Edible Art – Celebrating Youth

Edible Art – Celebrating Youth

edible art

CELEBRATING YOUTH

Local artist presents paintings of children’s lives enhanced by healthy foods.

WRITTEN AND ARTWORK BY ALANNA MCDANIEL

This is that magical time of year, when children of any age revel in earth’s sumptuous hues, hallowed bounties, and splendorous pageantry. Wonderment seems to weave through each fresh autumn breeze. We celebrate the season between the heat and frost with all our senses. Both life and death whisper to us to celebrate before it is too late, enjoy this life when we are young, and savor it when we are old.
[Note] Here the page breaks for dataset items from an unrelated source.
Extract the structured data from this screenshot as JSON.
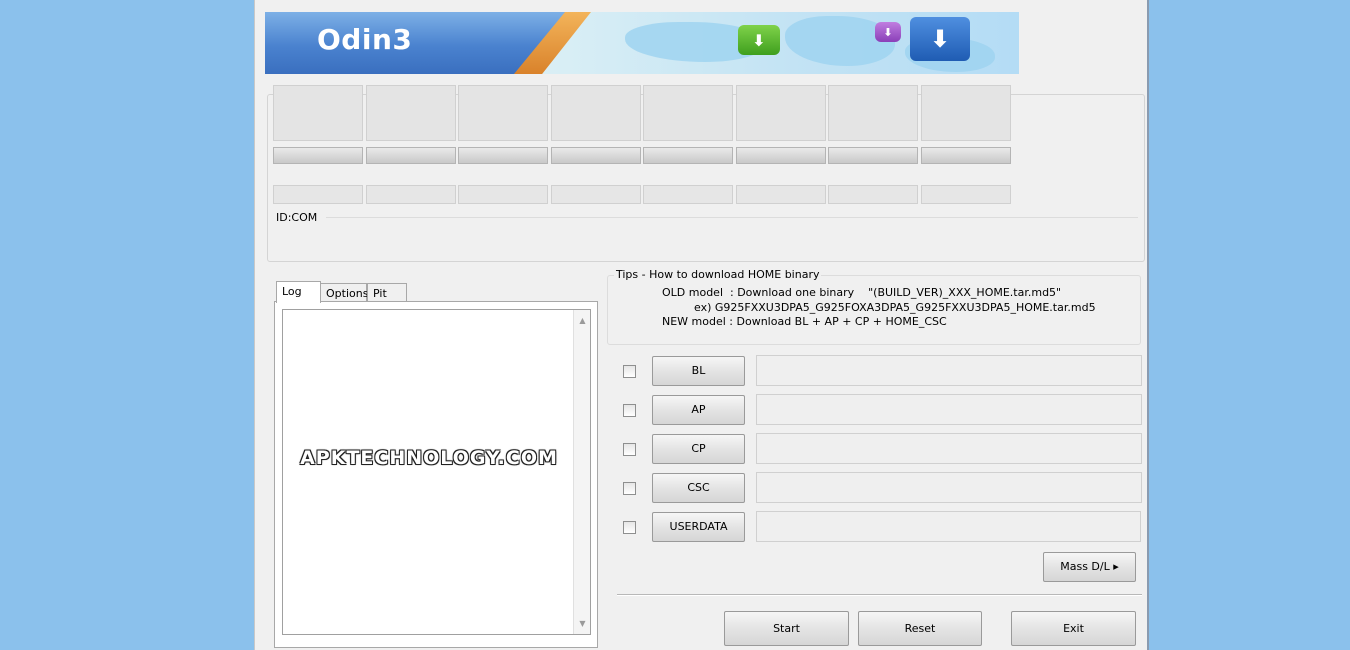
{
  "banner": {
    "title": "Odin3"
  },
  "ports": {
    "id_com_label": "ID:COM"
  },
  "tabs": [
    {
      "label": "Log",
      "active": true
    },
    {
      "label": "Options",
      "active": false
    },
    {
      "label": "Pit",
      "active": false
    }
  ],
  "log": {
    "content": "",
    "watermark": "APKTECHNOLOGY.COM"
  },
  "tips": {
    "title": "Tips - How to download HOME binary",
    "line1": "OLD model  : Download one binary    \"(BUILD_VER)_XXX_HOME.tar.md5\"",
    "line2": "ex) G925FXXU3DPA5_G925FOXA3DPA5_G925FXXU3DPA5_HOME.tar.md5",
    "line3": "NEW model : Download BL + AP + CP + HOME_CSC"
  },
  "files": [
    {
      "label": "BL",
      "checked": false,
      "path": ""
    },
    {
      "label": "AP",
      "checked": false,
      "path": ""
    },
    {
      "label": "CP",
      "checked": false,
      "path": ""
    },
    {
      "label": "CSC",
      "checked": false,
      "path": ""
    },
    {
      "label": "USERDATA",
      "checked": false,
      "path": ""
    }
  ],
  "buttons": {
    "mass_dl": "Mass D/L ▸",
    "start": "Start",
    "reset": "Reset",
    "exit": "Exit"
  }
}
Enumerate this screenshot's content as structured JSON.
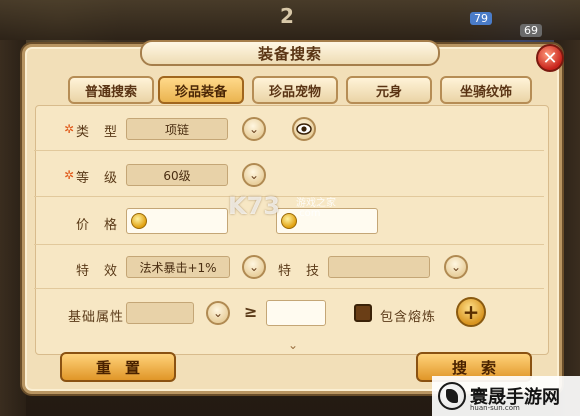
{
  "background": {
    "badge_2": "2",
    "badge_79": "79",
    "badge_69": "69"
  },
  "dialog": {
    "title": "装备搜索",
    "close_label": "✕"
  },
  "tabs": [
    {
      "label": "普通搜索",
      "active": false
    },
    {
      "label": "珍品装备",
      "active": true
    },
    {
      "label": "珍品宠物",
      "active": false
    },
    {
      "label": "元身",
      "active": false
    },
    {
      "label": "坐骑纹饰",
      "active": false
    }
  ],
  "form": {
    "type_label": "类　型",
    "type_value": "项链",
    "level_label": "等　级",
    "level_value": "60级",
    "price_label": "价　格",
    "price_min": "",
    "price_max": "",
    "effect_label": "特　效",
    "effect_value": "法术暴击+1%",
    "skill_label": "特　技",
    "skill_value": "",
    "base_attr_label": "基础属性",
    "base_attr_value": "",
    "geq_symbol": "≥",
    "base_attr_min": "",
    "melt_label": "包含熔炼",
    "required_mark": "✲",
    "dropdown_icon": "⌄",
    "plus_icon": "+",
    "more_icon": "⌄"
  },
  "actions": {
    "reset_label": "重置",
    "search_label": "搜索"
  },
  "watermark": {
    "logo_text": "K73",
    "site_name": "游戏之家",
    "url": ".com",
    "brand_text": "寰晟手游网",
    "brand_url": "huan-sun.com"
  },
  "colors": {
    "panel_bg": "#f2dfb8",
    "tab_active": "#eab450",
    "button": "#e09628",
    "close": "#c8231c"
  }
}
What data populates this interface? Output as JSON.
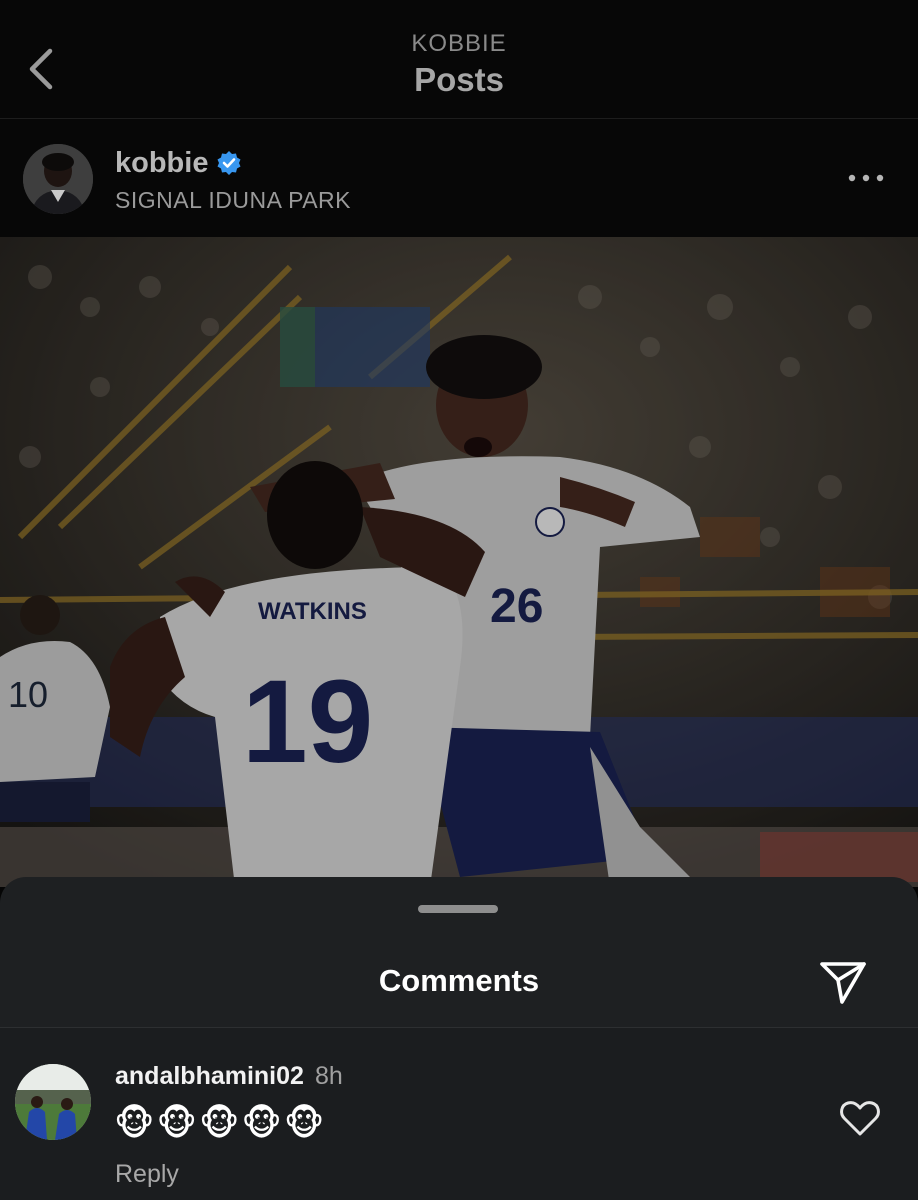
{
  "header": {
    "account": "KOBBIE",
    "title": "Posts"
  },
  "post": {
    "username": "kobbie",
    "verified": true,
    "location": "SIGNAL IDUNA PARK",
    "photo": {
      "description_icon": "photo-image",
      "jersey_left_name": "WATKINS",
      "jersey_left_number": "19",
      "jersey_right_number": "26",
      "jersey_background_number": "10"
    }
  },
  "comments_sheet": {
    "title": "Comments",
    "items": [
      {
        "username": "andalbhamini02",
        "time": "8h",
        "text": "🐵🐵🐵🐵🐵",
        "reply_label": "Reply"
      }
    ]
  },
  "colors": {
    "background": "#050505",
    "sheet": "#1e2022",
    "verified_badge": "#3897f0",
    "text_primary": "#ffffff",
    "text_secondary": "#a0a0a0"
  },
  "icons": {
    "back": "chevron-left-icon",
    "more": "more-horizontal-icon",
    "verified": "verified-badge-icon",
    "share": "send-icon",
    "like": "heart-outline-icon"
  }
}
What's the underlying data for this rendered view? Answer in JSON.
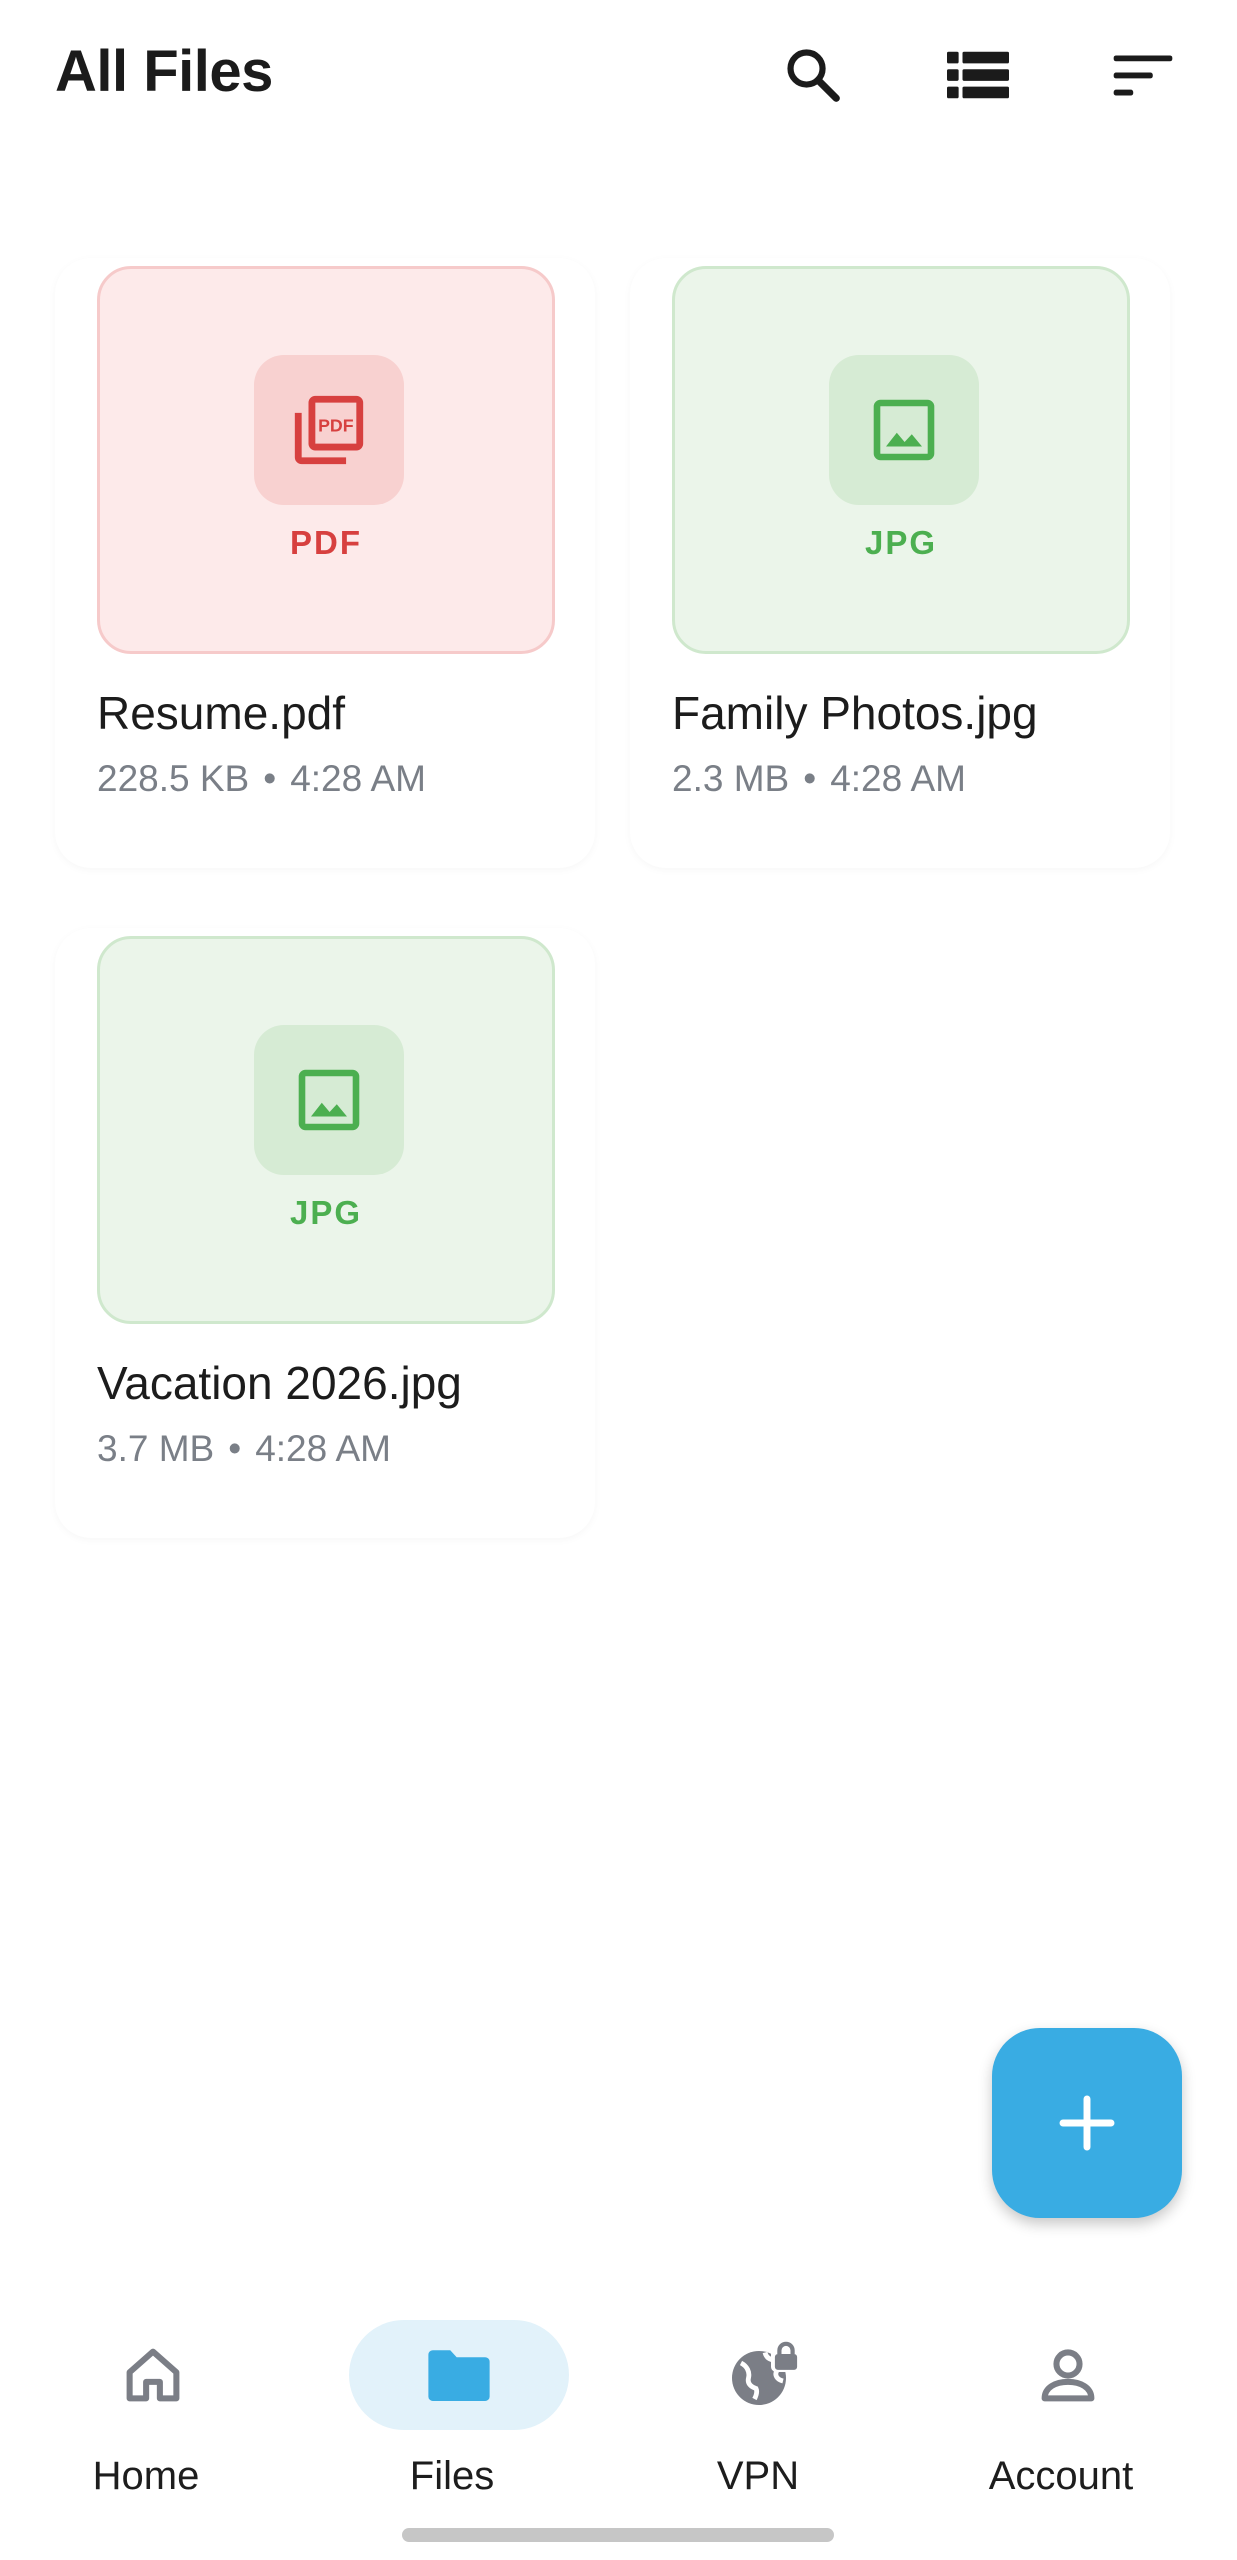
{
  "header": {
    "title": "All Files",
    "search_icon": "search-icon",
    "view_icon": "list-view-icon",
    "sort_icon": "sort-icon"
  },
  "files": [
    {
      "name": "Resume.pdf",
      "type_label": "PDF",
      "size": "228.5 KB",
      "separator": "•",
      "time": "4:28 AM",
      "icon": "pdf-icon"
    },
    {
      "name": "Family Photos.jpg",
      "type_label": "JPG",
      "size": "2.3 MB",
      "separator": "•",
      "time": "4:28 AM",
      "icon": "image-icon"
    },
    {
      "name": "Vacation 2026.jpg",
      "type_label": "JPG",
      "size": "3.7 MB",
      "separator": "•",
      "time": "4:28 AM",
      "icon": "image-icon"
    }
  ],
  "fab": {
    "icon": "plus-icon"
  },
  "nav": {
    "items": [
      {
        "label": "Home",
        "icon": "home-icon",
        "active": false
      },
      {
        "label": "Files",
        "icon": "folder-icon",
        "active": true
      },
      {
        "label": "VPN",
        "icon": "globe-lock-icon",
        "active": false
      },
      {
        "label": "Account",
        "icon": "person-icon",
        "active": false
      }
    ]
  },
  "colors": {
    "accent": "#39ace3",
    "pdf_red": "#d7403f",
    "jpg_green": "#4caf50",
    "nav_active_bg": "#e2f2fa"
  }
}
As an art teacher, a painter of children, and a mother, this is my favorite time of year. With a birthday shy of Halloween day, for me, celebrating life is about scary apparitions, lavish costumes, mysterious faces, delicious treats, cornucopias, sunflowers, and twinkling lights in a darkening sky. During my time teaching art in Southern California, a favorite art project of mine was the making of strange hats with papier-mâché, paint, and a myriad of plastic vegetation and found materials. I witnessed a freedom and joy in the students I had never seen before; each headdress was a beautiful sight. It was initially from this experience that I was inspired to paint children.

I have an ongoing collection of more than 200 paintings of children meant to represent every country/culture. Teaching art has taught me that culture, especially food and recipes, helps to create a rich and exciting world. And as a mother, I know that eating well is the first way to develop a healthy body, mind, and self-esteem. This is why so much of my work features images of children and food.

So when the owners of JJ’s Mexican Food in Gardnerville contacted me about using my paintings to decorate their walls, I was honored and used the opportunity to incorporate Hispanic influences into my existing paintings of children and food. The results are the paintings shown here.

I wish to promote an exploration of self in my paintings. Children find the greatest joy in pretending, decorating, expanding, and dramatizing their senses of self. Adults do, too. Giuseppe Arcimboldo is a little-known Mannerist artist of the 16th century who creatively illustrated the beauty of human decoration, the seasons of life, how we are an intricate part of nature, how we are symbolically and literally entwined with what we eat. His portraits are spooky and an inspiration to me in my work.

The Halloween holiday and the Mexican Dia de los Muertos (Day of the Dead) holiday elevate us from daily concerns to an otherworldly place. How lovely it is to be superhuman for a day or two, to feel our youth and honor our loved ones. Whether religious or secular, this time of year has precious meaning that extends beyond the masquerade and offerings of beauteous food. Universally, we take pause to honor life’s greatest of mysteries — death and what’s beyond — and we are thankful for what life has provided to us.

Alanna McDaniel earned her teaching credential, early childhood education certification, and B.A. in art history from California State University, Northridge. Currently, her paintings hang in two California veterinary clinics, and her paintings of children are hanging in various California restaurants, clothing stores, Millennium Salons, and JJ’s Mexican Food in Gardnerville, Nev. She teaches art lessons privately and through her studio, Art For Life Art Studios, in Northern California and Gardnerville.